Tanner had a military background and specialized in running black ops through dummy corporations. He was running this one under the name Ecodyne. Enter the right command into the system at the right moment, and any sign of a connection to DredgerCorp would instantly vanish from the company files. Then Tanner would vanish and reappear under another name. So far, his operations had gone well, partly because of good luck, partly because he was very good at what he did, which was why he’d been with DredgerCorp for ten years.

He didn’t know the name of the man on the screen. All he knew was that, three days before, he’d had a vid conference with Lenny Small, the president of DredgerCorp, who’d explained that they were bringing someone in from the outside. When Tanner asked who it was, Small had just smiled.

“No need for names, Tanner,” he said. He flashed a vid still of the man onto Tanner’s screen. “Here’s your man,” he said. “You tell him anything he wants to know. And you do anything he says.”

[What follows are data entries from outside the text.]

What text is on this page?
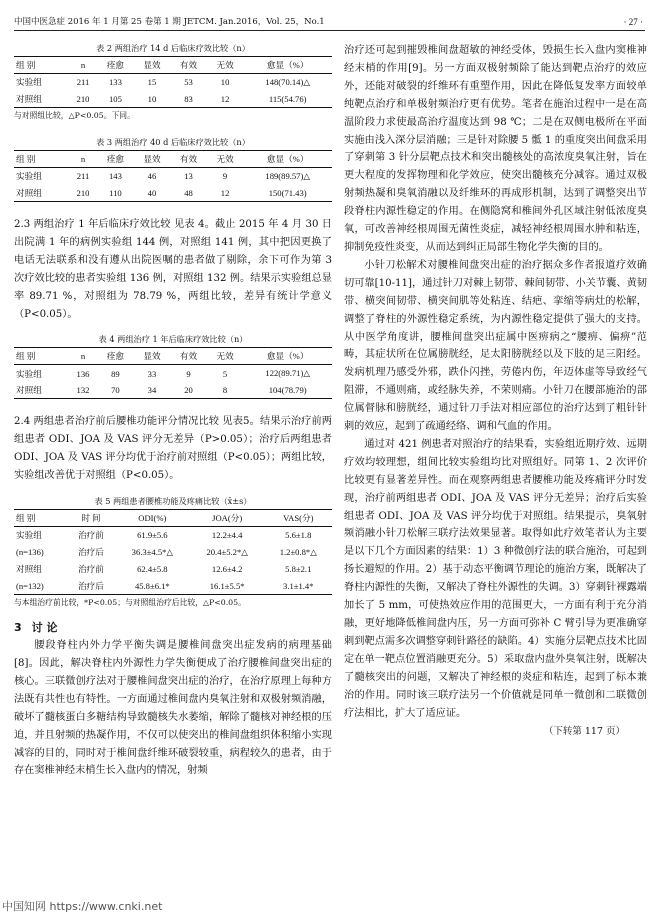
中国中医急症 2016 年 1 月第 25 卷第 1 期 JETCM. Jan.2016，Vol. 25，No.1	· 27 ·
表 2 两组治疗 14 d 后临床疗效比较（n）
组 别	n	痊愈	显效	有效	无效	愈显（%）
实验组	211	133	15	53	10	148(70.14)△
对照组	210	105	10	83	12	115(54.76)
与对照组比较，△P<0.05。下同。
表 3 两组治疗 40 d 后临床疗效比较（n）
组 别	n	痊愈	显效	有效	无效	愈显（%）
实验组	211	143	46	13	9	189(89.57)△
对照组	210	110	40	48	12	150(71.43)

2.3 两组治疗 1 年后临床疗效比较 见表 4。截止 2015 年 4 月 30 日出院满 1 年的病例实验组 144 例，对照组 141 例，其中把因更换了电话无法联系和没有遵从出院医嘱的患者做了剔除，余下可作为第 3 次疗效比较的患者实验组 136 例，对照组 132 例。结果示实验组总显率 89.71 %，对照组为 78.79 %，两组比较，差异有统计学意义（P<0.05）。

表 4 两组治疗 1 年后临床疗效比较（n）
组 别	n	痊愈	显效	有效	无效	愈显（%）
实验组	136	89	33	9	5	122(89.71)△
对照组	132	70	34	20	8	104(78.79)

2.4 两组患者治疗前后腰椎功能评分情况比较 见表5。结果示治疗前两组患者 ODI、JOA 及 VAS 评分无差异（P>0.05）；治疗后两组患者 ODI、JOA 及 VAS 评分均优于治疗前对照组（P<0.05）；两组比较，实验组改善优于对照组（P<0.05）。

表 5 两组患者腰椎功能及疼痛比较（x̄±s）
组 别	时 间	ODI(%)	JOA(分)	VAS(分)
实验组	治疗前	61.9±5.6	12.2±4.4	5.6±1.8
(n=136)	治疗后	36.3±4.5*△	20.4±5.2*△	1.2±0.8*△
对照组	治疗前	62.4±5.8	12.6±4.2	5.8±2.1
(n=132)	治疗后	45.8±6.1*	16.1±5.5*	3.1±1.4*
与本组治疗前比较，*P<0.05；与对照组治疗后比较，△P<0.05。
3 讨 论

腰段脊柱内外力学平衡失调是腰椎间盘突出症发病的病理基础[8]。因此，解决脊柱内外源性力学失衡便成了治疗腰椎间盘突出症的核心。三联微创疗法对于腰椎间盘突出症的治疗，在治疗原理上每种方法既有共性也有特性。一方面通过椎间盘内臭氧注射和双极射频消融，破坏了髓核蛋白多糖结构导致髓核失水萎缩，解除了髓核对神经根的压迫，并且射频的热凝作用，不仅可以使突出的椎间盘组织体积缩小实现减容的目的，同时对于椎间盘纤维环破裂较重，病程较久的患者，由于存在窦椎神经末梢生长入盘内的情况，射频

治疗还可起到摧毁椎间盘超敏的神经受体，毁损生长入盘内窦椎神经末梢的作用[9]。另一方面双极射频除了能达到靶点治疗的效应外，还能对破裂的纤维环有重塑作用，因此在降低复发率方面较单纯靶点治疗和单极射频治疗更有优势。笔者在施治过程中一是在高温阶段力求使最高治疗温度达到 98 ℃；二是在双侧电极所在平面实施由浅入深分层消融；三是针对除腰 5 骶 1 的重度突出间盘采用了穿刺第 3 针分层靶点技术和突出髓核处的高浓度臭氧注射，旨在更大程度的发挥物理和化学效应，使突出髓核充分减容。通过双极射频热凝和臭氧消融以及纤维环的再成形机制，达到了调整突出节段脊柱内源性稳定的作用。在侧隐窝和椎间外孔区域注射低浓度臭氧，可改善神经根周围无菌性炎症，减轻神经根周围水肿和粘连，抑制免疫性炎变，从而达到纠正局部生物化学失衡的目的。

小针刀松解术对腰椎间盘突出症的治疗据众多作者报道疗效确切可靠[10-11]，通过针刀对棘上韧带、棘间韧带、小关节囊、黄韧带、横突间韧带、横突间肌等处粘连、结疤、挛缩等病灶的松解，调整了脊柱的外源性稳定系统，为内源性稳定提供了强大的支持。从中医学角度讲，腰椎间盘突出症属中医痹病之“腰痹、偏痹”范畴，其症状所在位属膀胱经，足太阳膀胱经以及下肢的足三阳经。发病机理乃感受外邪，跌仆闪挫，劳倦内伤，年迈体虚等导致经气阻滞，不通则痛，或经脉失养，不荣则痛。小针刀在腰部施治的部位属督脉和膀胱经，通过针刀手法对相应部位的治疗达到了粗针针刺的效应，起到了疏通经络、调和气血的作用。

通过对 421 例患者对照治疗的结果看，实验组近期疗效、远期疗效均较理想，组间比较实验组均比对照组好。同第 1、2 次评价比较更有显著差异性。而在观察两组患者腰椎功能及疼痛评分时发现，治疗前两组患者 ODI、JOA 及 VAS 评分无差异；治疗后实验组患者 ODI、JOA 及 VAS 评分均优于对照组。结果提示，臭氧射频消融小针刀松解三联疗法效果显著。取得如此疗效笔者认为主要是以下几个方面因素的结果：1）3 种微创疗法的联合施治，可起到扬长避短的作用。2）基于动态平衡调节理论的施治方案，既解决了脊柱内源性的失衡，又解决了脊柱外源性的失调。3）穿刺针裸露端加长了 5 mm，可使热效应作用的范围更大，一方面有利于充分消融，更好地降低椎间盘内压，另一方面可弥补 C 臂引导为更准确穿刺到靶点需多次调整穿刺针路径的缺陷。4）实施分层靶点技术比固定在单一靶点位置消融更充分。5）采取盘内盘外臭氧注射，既解决了髓核突出的问题，又解决了神经根的炎症和粘连，起到了标本兼治的作用。同时该三联疗法另一个价值就是同单一微创和二联微创疗法相比，扩大了适应证。

（下转第 117 页）
中国知网 https://www.cnki.net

Once Small disconnected, Tanner had shaken his head. Why bring someone in from the outside? Just one more possible way for something to go wrong. Just one more hole he’d have to plug after the operation was over. Small was getting soft in his old age, drinking too much maybe, getting sloppy. Which put everyone at risk. Which put him at risk. Tanner didn’t like that.

But when he saw the guy on the screen, first heard him talk, first heard the coldness of his voice, he realized that he’d misjudged his boss. This wasn’t just anyone. This was military, someone who’d clearly seen a lot and knew better than any of them what was going on. Privately, Tanner started thinking of him as the Colonel, though he had no idea what the man’s actual rank was, or if he even had the right branch of the service. It wasn’t even possible to guess at where he might be — the background had been deliberately pixilated out, which lent an odd shimmer to the edges of the Colonel’s body. It was the Colonel who had taken the data they’d intercepted from various scientists’ reports and generated a model that gave them an idea of what might be waiting for them at the heart of the crater. It was the Colonel who immediately had the security system replaced, who had seen the potential for the technician who had installed the first system to leave a back door for himself. And when that young geophysicist named Altman started asking around about anomalies in the crater, the Colonel immediately had his phone tapped.